Je me souviens encore quand je t’ai vue les 20 et 21 octobre, comme tu étais belle en pantalon et le tissu de tes vêtements semblait réclamer notre attention, exigeant qu’on note que « cette jeune fille de l’autre côté de la séparation est Mantu». J’ai gardé en mémoire le choc de ta visite du 23 décembre. C’était un geste plein de signification pour une jeune dame de passer son 19e anniversaire en traversant et retraversant les eaux polluées de l’Atlantique. Tes visites ont apaisé la nostalgie que je ressentais brusquement quand je pensais comment toi et moi nous jouions à la maison et dans les autres repaires où je vivais. Comme d’habitude tu m’as laissé d’une humeur merveilleuse. Je n’oublierai jamais le souvenir de cette visite». 
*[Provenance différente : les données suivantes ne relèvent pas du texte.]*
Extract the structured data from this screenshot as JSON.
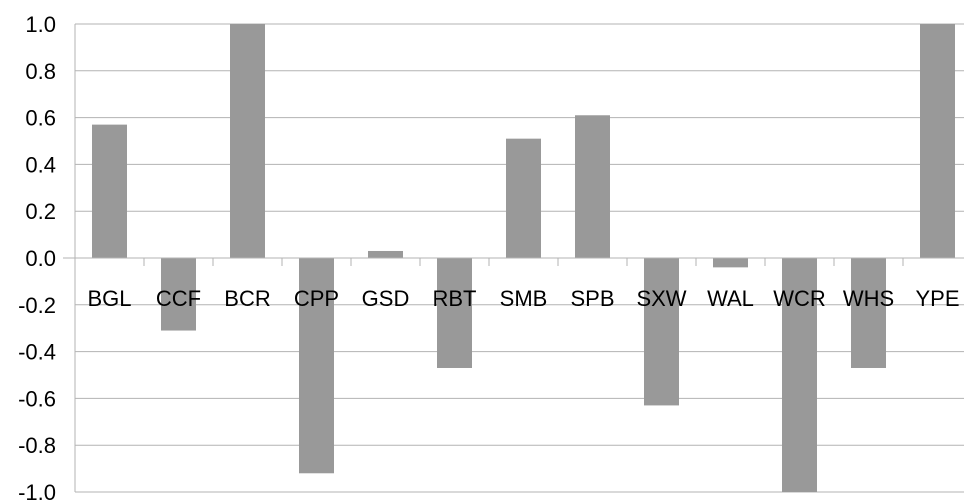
{
  "chart_data": {
    "type": "bar",
    "title": "",
    "xlabel": "",
    "ylabel": "",
    "categories": [
      "BGL",
      "CCF",
      "BCR",
      "CPP",
      "GSD",
      "RBT",
      "SMB",
      "SPB",
      "SXW",
      "WAL",
      "WCR",
      "WHS",
      "YPE"
    ],
    "series": [
      {
        "values": [
          0.57,
          -0.31,
          1.0,
          -0.92,
          0.03,
          -0.47,
          0.51,
          0.61,
          -0.63,
          -0.04,
          -1.0,
          -0.47,
          1.0
        ]
      }
    ],
    "ylim": [
      -1.0,
      1.0
    ],
    "yticks": [
      "-1.0",
      "-0.8",
      "-0.6",
      "-0.4",
      "-0.2",
      "0.0",
      "0.2",
      "0.4",
      "0.6",
      "0.8",
      "1.0"
    ],
    "grid": true,
    "legend": "none",
    "colors": {
      "bar": "#999999",
      "grid": "#b3b3b3",
      "axis": "#b3b3b3",
      "text": "#000000"
    }
  }
}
Avocat de profession, et formidable épistolier, MANDELA a aussi utilisé ses lettres afin d’obtenir des autorités, le respect des droits de l’homme pour les prisonniers.

Ces lettres nous disent la colère, la maîtrise de soi, l’amour pour sa famille et son pays, d’un grand humaniste et formidable combattant de la liberté qu’a été Nelson MANDELA (1918-2013).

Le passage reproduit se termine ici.